Malala Yousafzai is Still a Taliban Target, And That's a Good Thing

Reportedly, the Taliban is making it very clear that Malala Yousafzai remains on their hit list. The latest attempt of the extremist group to garner international attention resulted in bolstering the strength and recognition of the very force they were fighting against. The very act of declaring Yousafzai a threat to Islam reinforces her message that Talibs are frightened of the power of books, pens, and women. The likely result of the Taliban's girl hunt against Yousafzai will be to lend more credence to her cause to empower girls through education.

What started as diary entries for the BBC Urdu blog started with gunshots and now has scaled into a movement. Yousafzai has become an internationally recognized education activist and is seen as a symbol of non-violent resistance to tyranny. Judging from the media attention Yousafzai has gathered, it is fair to assert that for the Taliban, the threat seems to be that Yousafzai is providing context for education for all through the lens of Islam. Yousafzai has been clear: Islam asserts that it is the responsibility and duty of all Muslims to be educated.
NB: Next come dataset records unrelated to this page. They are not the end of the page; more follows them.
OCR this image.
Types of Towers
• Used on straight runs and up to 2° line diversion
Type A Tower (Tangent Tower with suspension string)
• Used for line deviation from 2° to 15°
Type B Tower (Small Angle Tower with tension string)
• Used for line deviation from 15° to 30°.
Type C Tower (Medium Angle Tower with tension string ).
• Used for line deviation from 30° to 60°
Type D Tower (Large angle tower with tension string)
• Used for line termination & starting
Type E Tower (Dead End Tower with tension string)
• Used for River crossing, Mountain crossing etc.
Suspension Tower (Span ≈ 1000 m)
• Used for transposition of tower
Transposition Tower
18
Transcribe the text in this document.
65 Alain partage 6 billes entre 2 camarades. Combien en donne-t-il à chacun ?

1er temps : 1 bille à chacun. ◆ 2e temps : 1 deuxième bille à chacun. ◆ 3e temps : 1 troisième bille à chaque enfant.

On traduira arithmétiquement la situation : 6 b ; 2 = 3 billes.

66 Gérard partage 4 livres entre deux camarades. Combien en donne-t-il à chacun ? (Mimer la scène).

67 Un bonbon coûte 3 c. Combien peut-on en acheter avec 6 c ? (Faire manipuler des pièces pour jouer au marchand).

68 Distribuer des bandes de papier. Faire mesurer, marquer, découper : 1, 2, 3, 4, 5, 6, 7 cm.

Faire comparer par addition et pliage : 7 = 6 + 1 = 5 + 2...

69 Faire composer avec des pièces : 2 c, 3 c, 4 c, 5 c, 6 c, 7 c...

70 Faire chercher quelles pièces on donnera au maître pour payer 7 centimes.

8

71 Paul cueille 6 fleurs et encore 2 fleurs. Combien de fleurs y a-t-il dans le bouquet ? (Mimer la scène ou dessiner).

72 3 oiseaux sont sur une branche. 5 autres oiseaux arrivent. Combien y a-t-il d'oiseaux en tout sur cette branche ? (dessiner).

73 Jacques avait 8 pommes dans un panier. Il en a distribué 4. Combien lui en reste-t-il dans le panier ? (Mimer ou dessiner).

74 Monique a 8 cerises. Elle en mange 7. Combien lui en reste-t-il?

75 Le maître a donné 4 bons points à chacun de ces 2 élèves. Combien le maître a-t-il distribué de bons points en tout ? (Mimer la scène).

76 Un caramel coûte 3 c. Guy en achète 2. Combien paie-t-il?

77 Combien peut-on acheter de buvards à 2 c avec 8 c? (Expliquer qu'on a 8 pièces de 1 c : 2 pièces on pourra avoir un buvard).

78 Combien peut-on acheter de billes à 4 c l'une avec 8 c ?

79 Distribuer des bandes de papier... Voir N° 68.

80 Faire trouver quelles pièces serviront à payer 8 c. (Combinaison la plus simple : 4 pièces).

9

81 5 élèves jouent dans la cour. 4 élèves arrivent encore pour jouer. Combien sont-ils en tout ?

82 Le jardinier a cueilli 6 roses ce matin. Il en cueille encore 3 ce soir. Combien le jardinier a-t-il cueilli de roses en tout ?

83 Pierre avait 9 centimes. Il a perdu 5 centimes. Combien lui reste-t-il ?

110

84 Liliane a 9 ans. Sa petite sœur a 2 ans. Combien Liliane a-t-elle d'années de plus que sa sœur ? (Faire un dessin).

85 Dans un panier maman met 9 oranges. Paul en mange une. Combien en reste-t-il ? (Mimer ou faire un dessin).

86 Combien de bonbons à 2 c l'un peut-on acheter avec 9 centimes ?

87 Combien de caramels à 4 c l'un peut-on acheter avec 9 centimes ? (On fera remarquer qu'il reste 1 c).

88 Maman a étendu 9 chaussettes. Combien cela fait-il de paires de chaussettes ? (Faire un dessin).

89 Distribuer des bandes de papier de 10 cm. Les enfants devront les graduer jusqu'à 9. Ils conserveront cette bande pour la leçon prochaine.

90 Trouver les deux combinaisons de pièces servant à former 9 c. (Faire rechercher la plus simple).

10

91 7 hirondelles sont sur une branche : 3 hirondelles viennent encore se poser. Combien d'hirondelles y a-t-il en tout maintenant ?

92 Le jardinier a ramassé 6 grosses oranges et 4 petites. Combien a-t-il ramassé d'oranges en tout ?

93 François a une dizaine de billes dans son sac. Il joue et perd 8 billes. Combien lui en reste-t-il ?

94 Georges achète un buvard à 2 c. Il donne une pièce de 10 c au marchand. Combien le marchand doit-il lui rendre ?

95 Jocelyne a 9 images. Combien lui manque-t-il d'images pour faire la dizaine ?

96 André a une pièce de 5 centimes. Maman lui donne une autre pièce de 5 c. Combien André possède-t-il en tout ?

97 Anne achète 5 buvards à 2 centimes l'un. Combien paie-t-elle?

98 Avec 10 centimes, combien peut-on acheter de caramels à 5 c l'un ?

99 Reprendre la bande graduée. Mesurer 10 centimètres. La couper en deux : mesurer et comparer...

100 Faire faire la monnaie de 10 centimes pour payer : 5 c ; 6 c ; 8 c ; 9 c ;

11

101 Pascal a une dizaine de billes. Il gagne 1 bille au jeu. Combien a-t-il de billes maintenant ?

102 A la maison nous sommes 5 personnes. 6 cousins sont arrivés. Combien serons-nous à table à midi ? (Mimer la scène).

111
The roots of denying women education are deep. For some, the struggle toward consensus about educating girls in schools lies between understanding the Quran and resolving cultural practices. Notions of equality in Islam and the patriarchal duty of the man to provide everything including the education of the family, can easily be misinterpreted (Surah 4: 34). Yousafzai is a voice among many that calls Islam to consider the education of girls an inherent right and duty.

Interestingly, the Taliban is likely to create a greater case against themselves by targeting Yousafzai, who made her stance of a peaceful heart boldly clear in front of the world during Malala Day. During her speech, Yousafzai said, "This is what my soul is telling me, be peaceful and love everyone." Yousafzai goes on to say that even if she had a gun in her hands, she would not take revenge on the Taliban. Her words bring a verse from the Quran to light. Surah 4:90 (Yousef Ali Translation) in the Quran states: 

"Except those who join a group between whom and you there is a treaty (of peace), or those who approach you with hearts restraining them from fighting you as well as fighting their own people. If Allah had pleased, He could have given them power over you, and they would have fought you: Therefore if they withdraw from you but fight you not, and (instead) send you (Guarantees of) peace, then Allah Hath opened no way for you (to war against them)."

Declaring an open war against Yousafzai is more like a direct blow to a principle of Islam than the protection of it. The doubled-edged sword for Yousafzai is that the more she is considered an enemy of the Taliban and further her message spreads, her security is in greater danger. Perhaps the greatest thing to thank the Taliban for is how the movement for girls' education has quickened on the heels of Yousafzai's story.